My classes are usually made up of a mix of students; undergraduates, master students and PhD students and all from different fields of study. I enjoy this kind of dynamic classroom.
I tend to mix black-board lectures with computer demonstrations for all my classes. My goal in teaching is that the students leave my class recognizing that statistical modeling is not a "push-the-button" type exercise, and every data set requires unique consideration.

Courses & Workshops

In past years I have cycled teaching applied statistics couses (Linear models, Applied multivariate analysis) and method courses (Statistical inference principles and Survival analysis).

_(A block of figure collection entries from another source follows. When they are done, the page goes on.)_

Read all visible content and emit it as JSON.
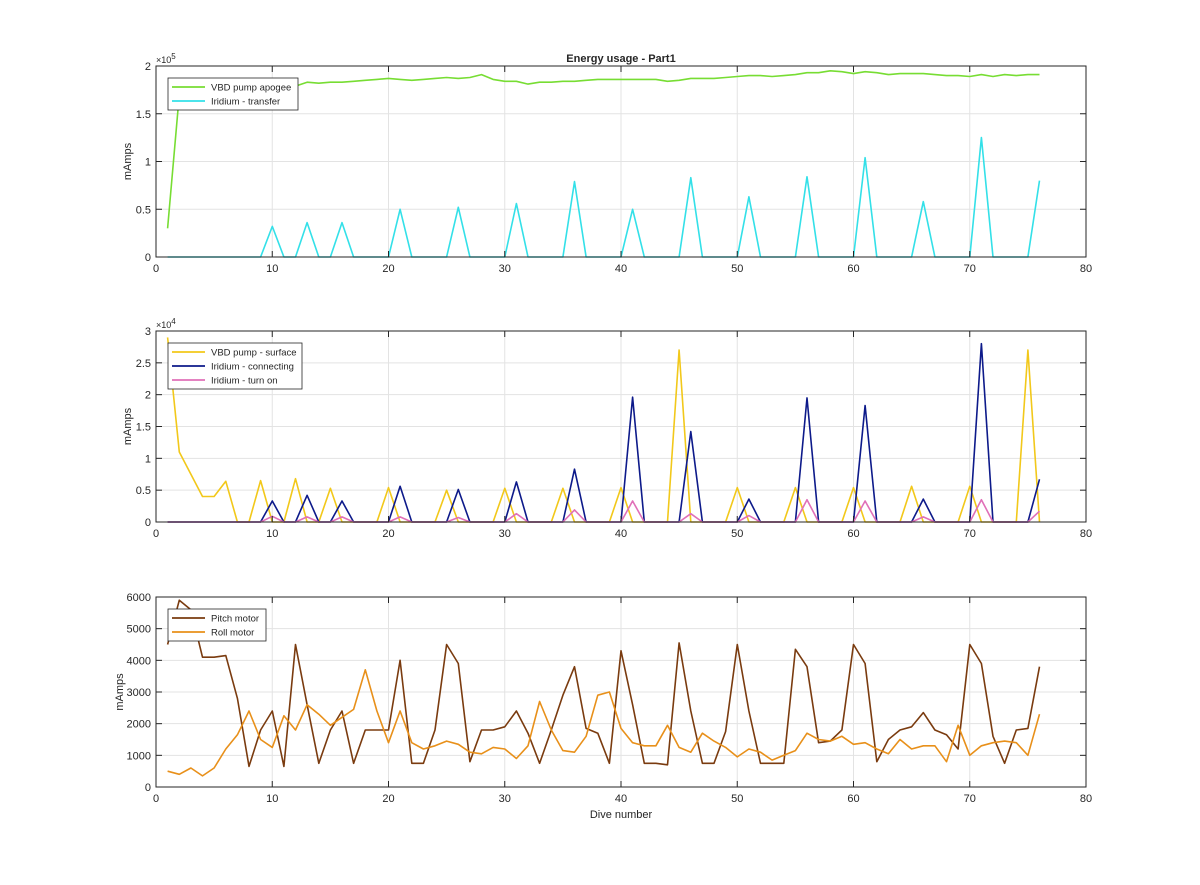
{
  "figure": {
    "title": "Energy usage - Part1",
    "background": "#ffffff"
  },
  "chart_data": [
    {
      "type": "line",
      "title": "Energy usage - Part1",
      "xlabel": "",
      "ylabel": "mAmps",
      "xlim": [
        0,
        80
      ],
      "ylim": [
        0,
        200000
      ],
      "xticks": [
        0,
        10,
        20,
        30,
        40,
        50,
        60,
        70,
        80
      ],
      "yticks": [
        0,
        0.5,
        1,
        1.5,
        2
      ],
      "ytick_labels": [
        "0",
        "0.5",
        "1",
        "1.5",
        "2"
      ],
      "y_exponent_base": "×10",
      "y_exponent_power": "5",
      "y_tick_scale": 100000,
      "grid": true,
      "legend_position": "top-left",
      "series": [
        {
          "name": "VBD pump apogee",
          "color": "#77dd33",
          "x": [
            1,
            2,
            3,
            4,
            5,
            6,
            7,
            8,
            9,
            10,
            11,
            12,
            13,
            14,
            15,
            16,
            17,
            18,
            19,
            20,
            21,
            22,
            23,
            24,
            25,
            26,
            27,
            28,
            29,
            30,
            31,
            32,
            33,
            34,
            35,
            36,
            37,
            38,
            39,
            40,
            41,
            42,
            43,
            44,
            45,
            46,
            47,
            48,
            49,
            50,
            51,
            52,
            53,
            54,
            55,
            56,
            57,
            58,
            59,
            60,
            61,
            62,
            63,
            64,
            65,
            66,
            67,
            68,
            69,
            70,
            71,
            72,
            73,
            74,
            75,
            76
          ],
          "values": [
            30000,
            170000,
            175000,
            176000,
            176000,
            177000,
            177000,
            178000,
            178000,
            179000,
            179000,
            179000,
            183000,
            182000,
            183000,
            183000,
            184000,
            185000,
            186000,
            187000,
            186000,
            185000,
            186000,
            187000,
            188000,
            187000,
            188000,
            191000,
            186000,
            184000,
            184000,
            181000,
            183000,
            183000,
            184000,
            184000,
            185000,
            186000,
            186000,
            186000,
            186000,
            186000,
            186000,
            184000,
            185000,
            187000,
            187000,
            187000,
            188000,
            189000,
            190000,
            190000,
            189000,
            190000,
            191000,
            193000,
            193000,
            195000,
            194000,
            192000,
            194000,
            193000,
            191000,
            192000,
            192000,
            192000,
            191000,
            190000,
            190000,
            189000,
            191000,
            189000,
            191000,
            190000,
            191000,
            191000
          ]
        },
        {
          "name": "Iridium - transfer",
          "color": "#33e0e8",
          "x": [
            1,
            9,
            10,
            11,
            12,
            13,
            14,
            15,
            16,
            17,
            20,
            21,
            22,
            25,
            26,
            27,
            30,
            31,
            32,
            35,
            36,
            37,
            40,
            41,
            42,
            45,
            46,
            47,
            50,
            51,
            52,
            55,
            56,
            57,
            60,
            61,
            62,
            65,
            66,
            67,
            70,
            71,
            72,
            75,
            76
          ],
          "values": [
            0,
            0,
            32000,
            0,
            0,
            36000,
            0,
            0,
            36000,
            0,
            0,
            50000,
            0,
            0,
            52000,
            0,
            0,
            56000,
            0,
            0,
            79000,
            0,
            0,
            50000,
            0,
            0,
            83000,
            0,
            0,
            63000,
            0,
            0,
            84000,
            0,
            0,
            104000,
            0,
            0,
            58000,
            0,
            0,
            125000,
            0,
            0,
            80000
          ]
        }
      ]
    },
    {
      "type": "line",
      "title": "",
      "xlabel": "",
      "ylabel": "mAmps",
      "xlim": [
        0,
        80
      ],
      "ylim": [
        0,
        30000
      ],
      "xticks": [
        0,
        10,
        20,
        30,
        40,
        50,
        60,
        70,
        80
      ],
      "yticks": [
        0,
        0.5,
        1,
        1.5,
        2,
        2.5,
        3
      ],
      "ytick_labels": [
        "0",
        "0.5",
        "1",
        "1.5",
        "2",
        "2.5",
        "3"
      ],
      "y_exponent_base": "×10",
      "y_exponent_power": "4",
      "y_tick_scale": 10000,
      "grid": true,
      "legend_position": "top-left",
      "series": [
        {
          "name": "VBD pump - surface",
          "color": "#f2c81a",
          "x": [
            1,
            2,
            3,
            4,
            5,
            6,
            7,
            8,
            9,
            10,
            11,
            12,
            13,
            14,
            15,
            16,
            19,
            20,
            21,
            24,
            25,
            26,
            29,
            30,
            31,
            34,
            35,
            36,
            39,
            40,
            41,
            44,
            45,
            46,
            49,
            50,
            51,
            54,
            55,
            56,
            59,
            60,
            61,
            64,
            65,
            66,
            69,
            70,
            71,
            74,
            75,
            76
          ],
          "values": [
            29000,
            11000,
            7500,
            4000,
            4000,
            6400,
            0,
            0,
            6500,
            0,
            0,
            6800,
            0,
            0,
            5300,
            0,
            0,
            5400,
            0,
            0,
            5000,
            0,
            0,
            5300,
            0,
            0,
            5300,
            0,
            0,
            5400,
            0,
            0,
            27000,
            0,
            0,
            5400,
            0,
            0,
            5400,
            0,
            0,
            5400,
            0,
            0,
            5600,
            0,
            0,
            5600,
            0,
            0,
            27000,
            0
          ]
        },
        {
          "name": "Iridium - connecting",
          "color": "#0d1a8a",
          "x": [
            1,
            9,
            10,
            11,
            12,
            13,
            14,
            15,
            16,
            17,
            20,
            21,
            22,
            25,
            26,
            27,
            30,
            31,
            32,
            35,
            36,
            37,
            40,
            41,
            42,
            45,
            46,
            47,
            50,
            51,
            52,
            55,
            56,
            57,
            60,
            61,
            62,
            65,
            66,
            67,
            70,
            71,
            72,
            75,
            76
          ],
          "values": [
            0,
            0,
            3300,
            0,
            0,
            4200,
            0,
            0,
            3300,
            0,
            0,
            5600,
            0,
            0,
            5100,
            0,
            0,
            6300,
            0,
            0,
            8300,
            0,
            0,
            19600,
            0,
            0,
            14200,
            0,
            0,
            3600,
            0,
            0,
            19500,
            0,
            0,
            18300,
            0,
            0,
            3600,
            0,
            0,
            28000,
            0,
            0,
            6700
          ]
        },
        {
          "name": "Iridium - turn on",
          "color": "#e070b8",
          "x": [
            1,
            9,
            10,
            11,
            12,
            13,
            14,
            15,
            16,
            17,
            20,
            21,
            22,
            25,
            26,
            27,
            30,
            31,
            32,
            35,
            36,
            37,
            40,
            41,
            42,
            45,
            46,
            47,
            50,
            51,
            52,
            55,
            56,
            57,
            60,
            61,
            62,
            65,
            66,
            67,
            70,
            71,
            72,
            75,
            76
          ],
          "values": [
            0,
            0,
            900,
            0,
            0,
            800,
            0,
            0,
            800,
            0,
            0,
            800,
            0,
            0,
            700,
            0,
            0,
            1300,
            0,
            0,
            1900,
            0,
            0,
            3300,
            0,
            0,
            1300,
            0,
            0,
            1000,
            0,
            0,
            3500,
            0,
            0,
            3300,
            0,
            0,
            800,
            0,
            0,
            3500,
            0,
            0,
            1700
          ]
        }
      ]
    },
    {
      "type": "line",
      "title": "",
      "xlabel": "Dive number",
      "ylabel": "mAmps",
      "xlim": [
        0,
        80
      ],
      "ylim": [
        0,
        6000
      ],
      "xticks": [
        0,
        10,
        20,
        30,
        40,
        50,
        60,
        70,
        80
      ],
      "yticks": [
        0,
        1000,
        2000,
        3000,
        4000,
        5000,
        6000
      ],
      "ytick_labels": [
        "0",
        "1000",
        "2000",
        "3000",
        "4000",
        "5000",
        "6000"
      ],
      "y_exponent_base": "",
      "y_exponent_power": "",
      "y_tick_scale": 1,
      "grid": true,
      "legend_position": "top-left",
      "series": [
        {
          "name": "Pitch motor",
          "color": "#7a3b0f",
          "x": [
            1,
            2,
            3,
            4,
            5,
            6,
            7,
            8,
            9,
            10,
            11,
            12,
            13,
            14,
            15,
            16,
            17,
            18,
            19,
            20,
            21,
            22,
            23,
            24,
            25,
            26,
            27,
            28,
            29,
            30,
            31,
            32,
            33,
            34,
            35,
            36,
            37,
            38,
            39,
            40,
            41,
            42,
            43,
            44,
            45,
            46,
            47,
            48,
            49,
            50,
            51,
            52,
            53,
            54,
            55,
            56,
            57,
            58,
            59,
            60,
            61,
            62,
            63,
            64,
            65,
            66,
            67,
            68,
            69,
            70,
            71,
            72,
            73,
            74,
            75,
            76
          ],
          "values": [
            4500,
            5900,
            5600,
            4100,
            4100,
            4150,
            2800,
            650,
            1800,
            2400,
            650,
            4500,
            2600,
            750,
            1800,
            2400,
            750,
            1800,
            1800,
            1800,
            4000,
            750,
            750,
            1800,
            4500,
            3900,
            800,
            1800,
            1800,
            1900,
            2400,
            1700,
            750,
            1800,
            2900,
            3800,
            1850,
            1700,
            750,
            4300,
            2600,
            750,
            750,
            700,
            4550,
            2400,
            750,
            750,
            1750,
            4500,
            2400,
            750,
            750,
            750,
            4350,
            3800,
            1400,
            1450,
            1800,
            4500,
            3900,
            800,
            1500,
            1800,
            1900,
            2350,
            1800,
            1650,
            1200,
            4500,
            3900,
            1600,
            750,
            1800,
            1850,
            3800
          ]
        },
        {
          "name": "Roll motor",
          "color": "#e8901a",
          "x": [
            1,
            2,
            3,
            4,
            5,
            6,
            7,
            8,
            9,
            10,
            11,
            12,
            13,
            14,
            15,
            16,
            17,
            18,
            19,
            20,
            21,
            22,
            23,
            24,
            25,
            26,
            27,
            28,
            29,
            30,
            31,
            32,
            33,
            34,
            35,
            36,
            37,
            38,
            39,
            40,
            41,
            42,
            43,
            44,
            45,
            46,
            47,
            48,
            49,
            50,
            51,
            52,
            53,
            54,
            55,
            56,
            57,
            58,
            59,
            60,
            61,
            62,
            63,
            64,
            65,
            66,
            67,
            68,
            69,
            70,
            71,
            72,
            73,
            74,
            75,
            76
          ],
          "values": [
            500,
            400,
            600,
            350,
            600,
            1200,
            1650,
            2400,
            1500,
            1250,
            2250,
            1800,
            2600,
            2300,
            1950,
            2200,
            2450,
            3700,
            2400,
            1400,
            2400,
            1400,
            1200,
            1300,
            1450,
            1350,
            1100,
            1050,
            1250,
            1200,
            900,
            1300,
            2700,
            1800,
            1150,
            1100,
            1600,
            2900,
            3000,
            1850,
            1400,
            1300,
            1300,
            1950,
            1250,
            1100,
            1700,
            1450,
            1250,
            950,
            1200,
            1100,
            850,
            1000,
            1150,
            1700,
            1500,
            1450,
            1600,
            1350,
            1400,
            1200,
            1050,
            1500,
            1200,
            1300,
            1300,
            800,
            1950,
            1000,
            1300,
            1400,
            1450,
            1400,
            1000,
            2300
          ]
        }
      ]
    }
  ]
}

Due to a higher load of administrative duties as vice-dean, I only teach two courses at the moment. My main course is Statistical Learning for Big Data (MSA220/MVE441) given in LP4. In this course, I connect classical statistical methods to new machine learning ' methods like deep neural networks. The focus is to understand the assumptions that underpin each method, know their limitations and advantages. We explore the methods through theory and projects. In LP1, I co-teach Statistics and machine learning in high dimensions, EEN100 . This is a more theoretical companion course to Statistical Learning for Big Data. Here, we go more into detail how "big" or high-dimensional data can be a blessing, for example in community detection, spectral clustering and high-dimensional model selection.